CS246 Homework 5b: Unix Utilities
Due: Wednesday, March 21
Things to note:
- This is an individual assignment
What to hand in:
- Paper print out of answers/explanations and results (for the sake of trees, print out only the top 50 or so for question 3)
- Electronic text file consisting of Unix commands (the ones you used to obtain the results), copied to /home/dxu/submissions/cs246
The magic of utilities and pipes [50pts]
Based on the baby names data files, find the appropriate combinations of Unix utilty programs to answer the following questions. Only unix commands, pipes and redirections are allowed. No shell scripts or C programs.
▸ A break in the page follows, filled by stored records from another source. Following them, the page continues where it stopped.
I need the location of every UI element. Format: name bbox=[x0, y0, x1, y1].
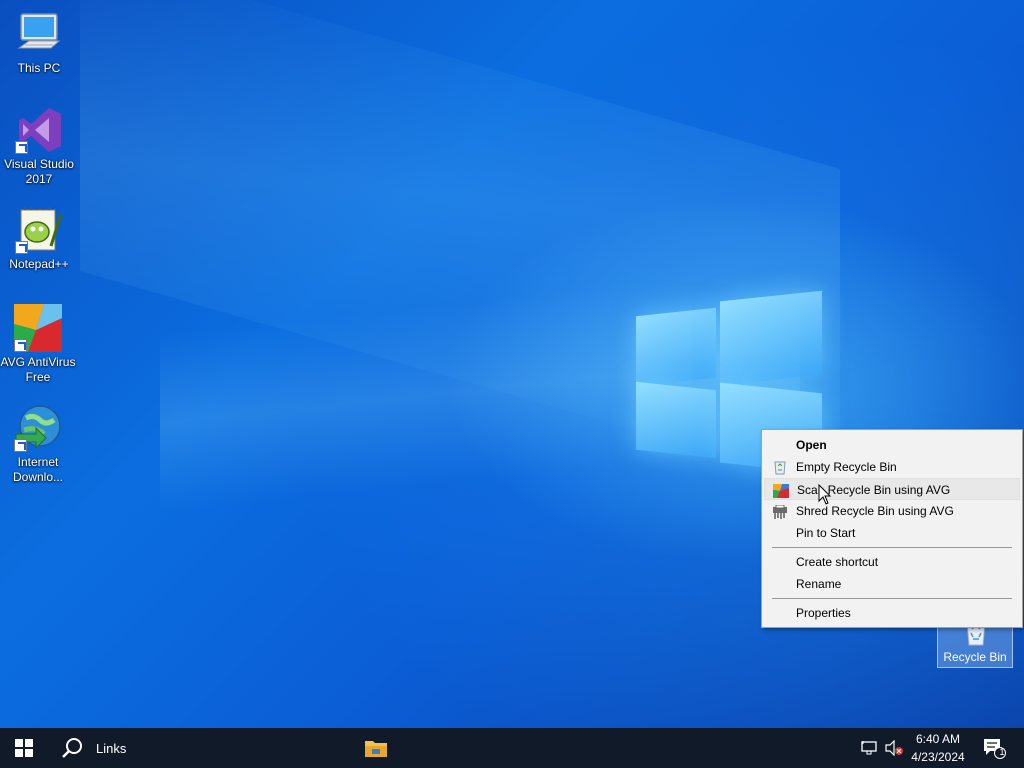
avg-icon bbox=[14, 304, 62, 352]
menu-item-open[interactable]: Open bbox=[764, 434, 1020, 456]
shredder-icon bbox=[772, 504, 788, 519]
start-button[interactable] bbox=[0, 728, 48, 768]
clock-time: 6:40 AM bbox=[915, 732, 961, 746]
shortcut-arrow-icon bbox=[15, 141, 28, 154]
taskbar-file-explorer-button[interactable] bbox=[354, 728, 398, 768]
file-explorer-icon bbox=[365, 741, 387, 757]
desktop[interactable]: This PC Visual Studio 2017 Notepad++ AVG… bbox=[0, 0, 1024, 728]
volume-muted-tray-icon[interactable] bbox=[882, 728, 906, 768]
menu-item-shred-with-avg[interactable]: Shred Recycle Bin using AVG bbox=[764, 500, 1020, 522]
recycle-bin-empty-icon bbox=[772, 460, 788, 475]
menu-item-label: Pin to Start bbox=[796, 526, 856, 540]
visual-studio-icon bbox=[15, 106, 63, 154]
desktop-icon-label: AVG AntiVirus Free bbox=[0, 355, 76, 384]
menu-item-label: Empty Recycle Bin bbox=[796, 460, 897, 474]
shortcut-arrow-icon bbox=[15, 241, 28, 254]
menu-item-label: Open bbox=[796, 438, 827, 452]
desktop-icon-avg-antivirus[interactable]: AVG AntiVirus Free bbox=[0, 304, 76, 385]
menu-item-properties[interactable]: Properties bbox=[764, 602, 1020, 624]
this-pc-icon bbox=[15, 10, 63, 58]
context-menu: Open Empty Recycle Bin Scan Recycle Bin … bbox=[761, 429, 1023, 628]
desktop-icon-label: This PC bbox=[17, 61, 61, 75]
desktop-icon-notepad-plus-plus[interactable]: Notepad++ bbox=[1, 206, 77, 272]
search-button[interactable] bbox=[50, 728, 94, 768]
action-center-button[interactable]: 1 bbox=[978, 728, 1010, 768]
mouse-cursor-icon bbox=[818, 483, 832, 506]
menu-item-pin-to-start[interactable]: Pin to Start bbox=[764, 522, 1020, 544]
menu-item-create-shortcut[interactable]: Create shortcut bbox=[764, 551, 1020, 573]
menu-item-label: Properties bbox=[796, 606, 851, 620]
avg-icon bbox=[773, 483, 789, 498]
network-tray-icon[interactable] bbox=[858, 728, 882, 768]
search-icon bbox=[62, 738, 82, 758]
internet-download-manager-icon bbox=[14, 404, 62, 452]
taskbar: Links 6:40 AM 4/23/2024 1 bbox=[0, 728, 1024, 768]
menu-item-label: Shred Recycle Bin using AVG bbox=[796, 504, 954, 518]
taskbar-clock[interactable]: 6:40 AM 4/23/2024 bbox=[906, 730, 970, 766]
clock-date: 4/23/2024 bbox=[911, 750, 965, 764]
menu-separator bbox=[772, 547, 1012, 548]
desktop-icon-label: Notepad++ bbox=[9, 257, 69, 271]
menu-separator bbox=[772, 598, 1012, 599]
desktop-icon-label: Internet Downlo... bbox=[12, 455, 64, 484]
menu-item-scan-with-avg[interactable]: Scan Recycle Bin using AVG bbox=[764, 478, 1020, 500]
notification-count-badge: 1 bbox=[999, 747, 1005, 757]
links-label: Links bbox=[96, 740, 127, 756]
menu-item-label: Create shortcut bbox=[796, 555, 879, 569]
menu-item-label: Rename bbox=[796, 577, 842, 591]
desktop-icon-this-pc[interactable]: This PC bbox=[1, 10, 77, 76]
desktop-icon-label: Visual Studio 2017 bbox=[4, 157, 74, 186]
windows-start-icon bbox=[15, 739, 33, 757]
shortcut-arrow-icon bbox=[14, 439, 27, 452]
shortcut-arrow-icon bbox=[14, 339, 27, 352]
desktop-icon-internet-download-manager[interactable]: Internet Downlo... bbox=[0, 404, 76, 485]
menu-item-rename[interactable]: Rename bbox=[764, 573, 1020, 595]
taskbar-links-toolbar[interactable]: Links bbox=[96, 728, 156, 768]
notepad-plus-plus-icon bbox=[15, 206, 63, 254]
desktop-icon-visual-studio[interactable]: Visual Studio 2017 bbox=[1, 106, 77, 187]
desktop-icon-label: Recycle Bin bbox=[943, 650, 1007, 664]
menu-item-empty-recycle-bin[interactable]: Empty Recycle Bin bbox=[764, 456, 1020, 478]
For each question, record what commands you used to get the answer.
- Find top 25 female names of 2010
- Find bottom 25 male names of 2010
- Find all female names used from 1900-2010, sorted alphabetically, with no repeats
- How many were there in question 3?
- Find all unique male variations on the name "John"
- Find all unique female variations on the name "John"
- Find all unique variations on the name "John", male and female. Can you do this with one command line (i.e. just one return)? Can you do this without storing intermediate results?
- Find all female/male names that start with the first letter of your name and end with the last letter of your name (1900-2010).
- How many babies have the same name as you (pick a name to match if yours isn't in the files) in the last decade (2000-2009)?
- Find the total number of female babies contributing to these statistics files (1900-2010) (you might want to check the Unix utility gawk)
- Find the total number of unique male names (1900-2010).
- Find top 25 males names used from 1900-2010. Can this be done easily with Unix utility programs alone? Why and why not?